Alexander Zemlinsky’s The Mermaid

Notes by TŌN clarinetist Mackenzie Austin

The Composer
Alexander Zemlinsky was a talented composer, orchestrator, teacher and conductor who held an array of prestigious conducting appointments extending from Vienna to Prague. In his early years of composing, Johannes Brahms was one of his most enthusiastic supporters, attending many of his premieres and performances and even recommending some of the young composer’s works for publication. Zemlinsky settled on the program of his tone poem, Hans Christian Andersen’s “The Little Mermaid”—a fairy tale of a lover who fails to secure her intended—in response to losing his own first love, Alma Schindler, to the greater charms of Gustav Mahler.

The Little Mermaid
Andersen’s tale, as opposed to the Disney version, recounts the story of a young mermaid who, upon turning 15, is allowed to swim to the surface of the sea to catch a glimpse of the world in which humans dwell. She rescues a prince from drowning in a shipwreck and becomes so smitten with him that she bargains with a sea-witch to exchange her tongue for legs, allowing her to seek him out in the world of humans. The prince ends up marrying a human princess, as a consequence of which the mermaid is doomed to meet the fate of all mermaids when they die, which is to dissolve into seafoam. Andersen later appended a “happy ending” in which her soul proves immortal and she ascends to the skies to join other spirits of the air.

The Music
Zemlinsky’s talent as an orchestrator is displayed clearly throughout the work. The opening, depicting the underwater kingdom, uses the deepest instruments in the orchestra in a slow scale crawling upward.
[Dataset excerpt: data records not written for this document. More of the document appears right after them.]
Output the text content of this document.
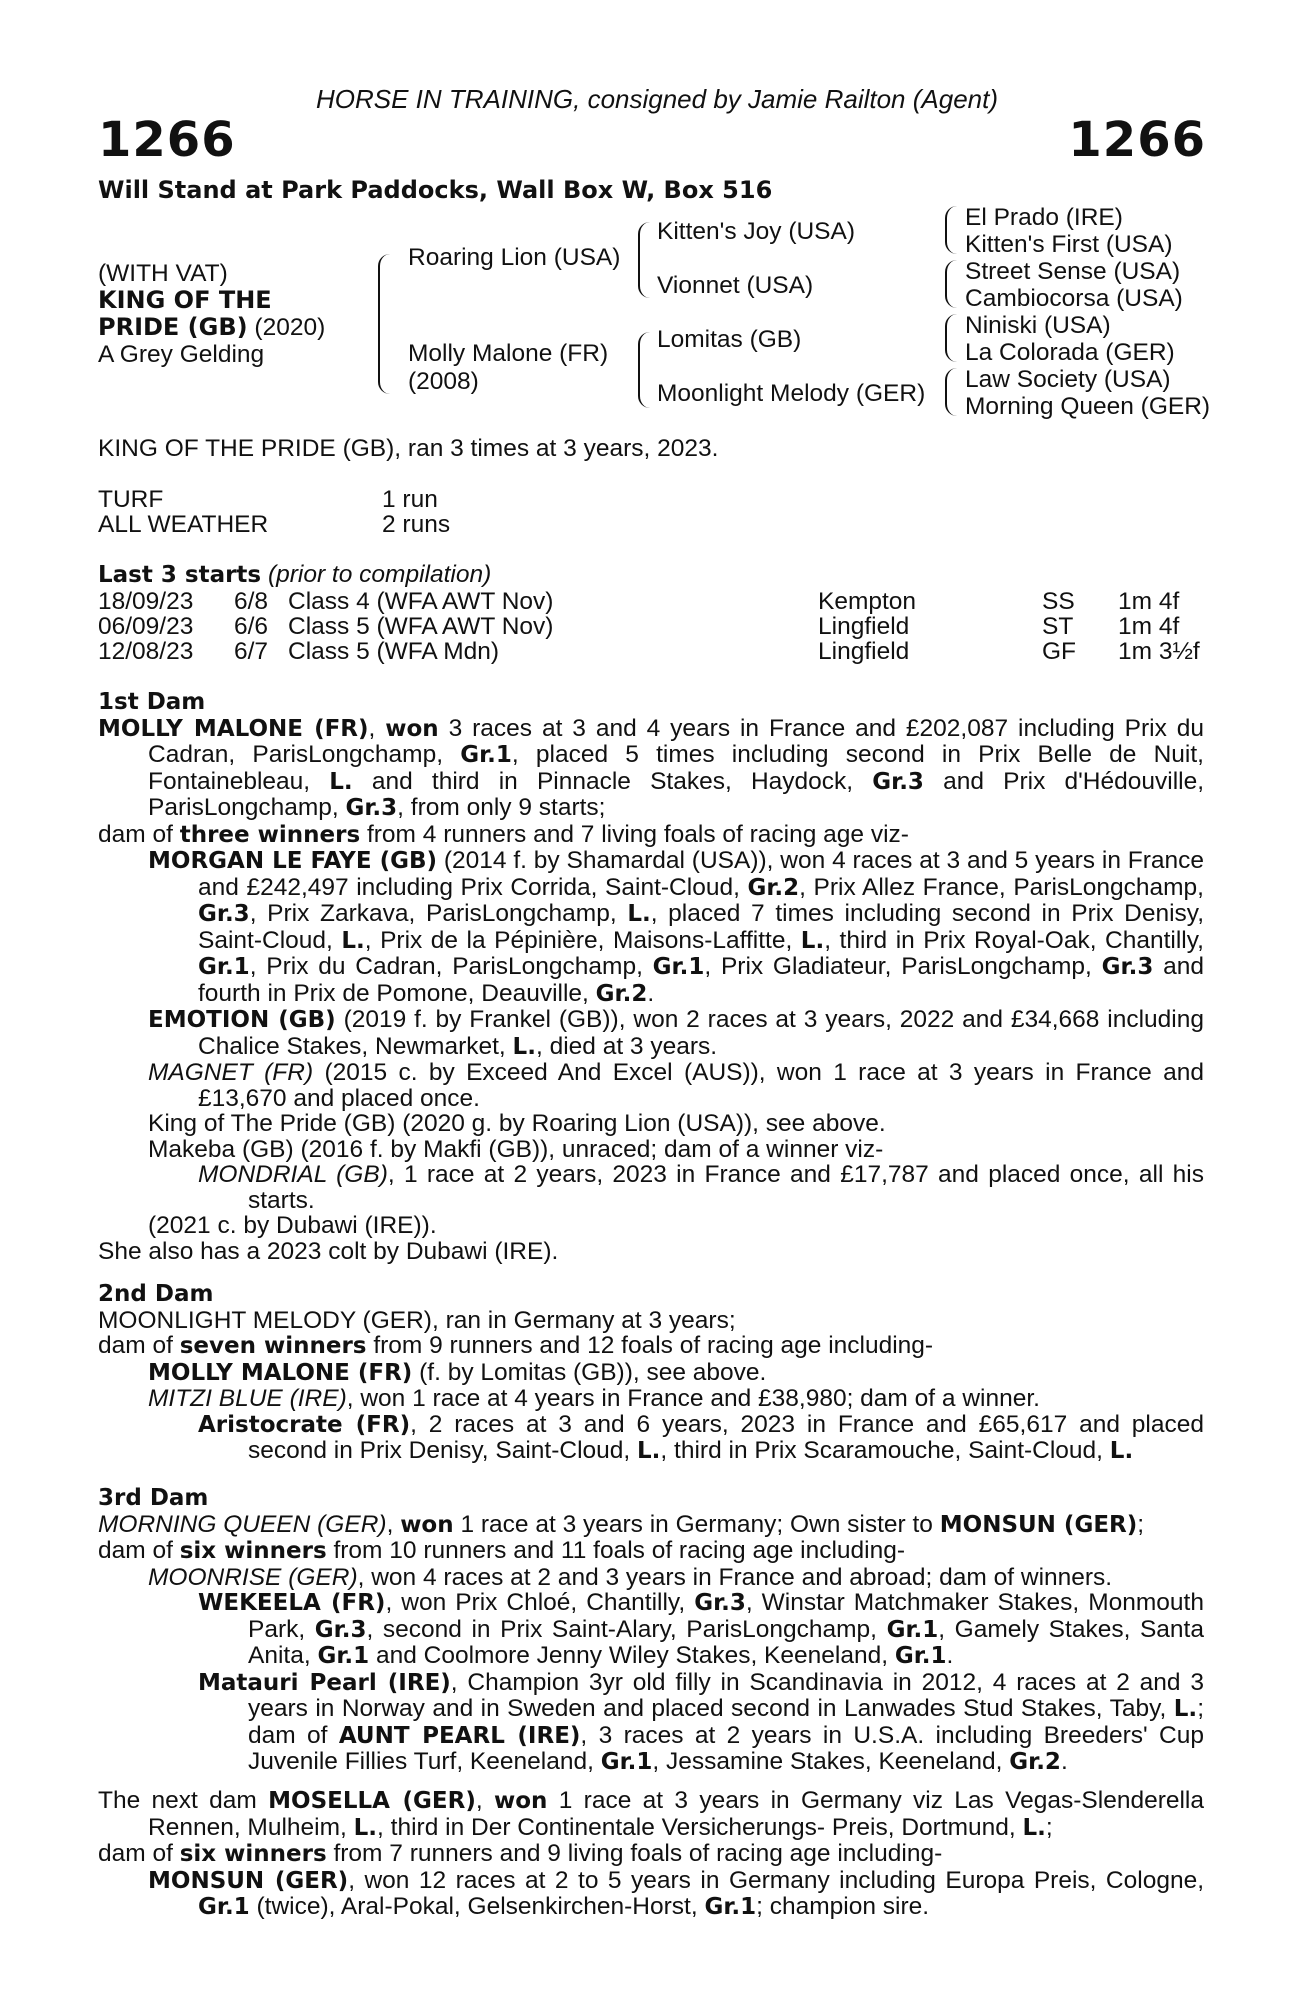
HORSE IN TRAINING, consigned by Jamie Railton (Agent)
1266	1266
Will Stand at Park Paddocks, Wall Box W, Box 516
(WITH VAT)
KING OF THE
PRIDE (GB) (2020)
A Grey Gelding
Roaring Lion (USA)
Molly Malone (FR)
(2008)
Kitten's Joy (USA)
Vionnet (USA)
Lomitas (GB)
Moonlight Melody (GER)
El Prado (IRE)
Kitten's First (USA)
Street Sense (USA)
Cambiocorsa (USA)
Niniski (USA)
La Colorada (GER)
Law Society (USA)
Morning Queen (GER)
KING OF THE PRIDE (GB), ran 3 times at 3 years, 2023.
TURF	1 run
ALL WEATHER	2 runs
Last 3 starts (prior to compilation)
18/09/23 6/8 Class 4 (WFA AWT Nov)	Kempton	SS 1m 4f
06/09/23 6/6 Class 5 (WFA AWT Nov)	Lingfield	ST 1m 4f
12/08/23 6/7 Class 5 (WFA Mdn)	Lingfield	GF 1m 3½f
1st Dam

MOLLY MALONE (FR), won 3 races at 3 and 4 years in France and £202,087 including Prix du Cadran, ParisLongchamp, Gr.1, placed 5 times including second in Prix Belle de Nuit, Fontainebleau, L. and third in Pinnacle Stakes, Haydock, Gr.3 and Prix d'Hédouville, ParisLongchamp, Gr.3, from only 9 starts;

dam of three winners from 4 runners and 7 living foals of racing age viz-

MORGAN LE FAYE (GB) (2014 f. by Shamardal (USA)), won 4 races at 3 and 5 years in France and £242,497 including Prix Corrida, Saint-Cloud, Gr.2, Prix Allez France, ParisLongchamp, Gr.3, Prix Zarkava, ParisLongchamp, L., placed 7 times including second in Prix Denisy, Saint-Cloud, L., Prix de la Pépinière, Maisons-Laffitte, L., third in Prix Royal-Oak, Chantilly, Gr.1, Prix du Cadran, ParisLongchamp, Gr.1, Prix Gladiateur, ParisLongchamp, Gr.3 and fourth in Prix de Pomone, Deauville, Gr.2.

EMOTION (GB) (2019 f. by Frankel (GB)), won 2 races at 3 years, 2022 and £34,668 including Chalice Stakes, Newmarket, L., died at 3 years.

MAGNET (FR) (2015 c. by Exceed And Excel (AUS)), won 1 race at 3 years in France and £13,670 and placed once.

King of The Pride (GB) (2020 g. by Roaring Lion (USA)), see above.

Makeba (GB) (2016 f. by Makfi (GB)), unraced; dam of a winner viz-

MONDRIAL (GB), 1 race at 2 years, 2023 in France and £17,787 and placed once, all his starts.

(2021 c. by Dubawi (IRE)).

She also has a 2023 colt by Dubawi (IRE).

2nd Dam

MOONLIGHT MELODY (GER), ran in Germany at 3 years;

dam of seven winners from 9 runners and 12 foals of racing age including-

MOLLY MALONE (FR) (f. by Lomitas (GB)), see above.

MITZI BLUE (IRE), won 1 race at 4 years in France and £38,980; dam of a winner.

Aristocrate (FR), 2 races at 3 and 6 years, 2023 in France and £65,617 and placed second in Prix Denisy, Saint-Cloud, L., third in Prix Scaramouche, Saint-Cloud, L.

3rd Dam

MORNING QUEEN (GER), won 1 race at 3 years in Germany; Own sister to MONSUN (GER);

dam of six winners from 10 runners and 11 foals of racing age including-

MOONRISE (GER), won 4 races at 2 and 3 years in France and abroad; dam of winners.

WEKEELA (FR), won Prix Chloé, Chantilly, Gr.3, Winstar Matchmaker Stakes, Monmouth Park, Gr.3, second in Prix Saint-Alary, ParisLongchamp, Gr.1, Gamely Stakes, Santa Anita, Gr.1 and Coolmore Jenny Wiley Stakes, Keeneland, Gr.1.

Matauri Pearl (IRE), Champion 3yr old filly in Scandinavia in 2012, 4 races at 2 and 3 years in Norway and in Sweden and placed second in Lanwades Stud Stakes, Taby, L.; dam of AUNT PEARL (IRE), 3 races at 2 years in U.S.A. including Breeders' Cup Juvenile Fillies Turf, Keeneland, Gr.1, Jessamine Stakes, Keeneland, Gr.2.

The next dam MOSELLA (GER), won 1 race at 3 years in Germany viz Las Vegas-Slenderella Rennen, Mulheim, L., third in Der Continentale Versicherungs- Preis, Dortmund, L.;

dam of six winners from 7 runners and 9 living foals of racing age including-

MONSUN (GER), won 12 races at 2 to 5 years in Germany including Europa Preis, Cologne, Gr.1 (twice), Aral-Pokal, Gelsenkirchen-Horst, Gr.1; champion sire.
Muted violins then add a high shimmer, followed by flickering motives from the winds like fish darting around. It’s a brilliant evocation of a dark and eerie underwater scene. Furthermore, the music features several Wagnerian leitmotifs (expressive melodic fragments) which reveals Zemlinsky’s absorption of Wagnerian harmony, with the chromatic surging of Tristan-esque passion escalating through the texture. The work was performed around Europe before it was consigned to the inevitable wrath of the Nazis and deemed “degenerate music.” After Zemlinsky’s death,, the score became divided. It wasn’t until the 1980s that fragmented passages were pieced together and identified as a brilliant, and unfortunately widely unknown, masterpiece.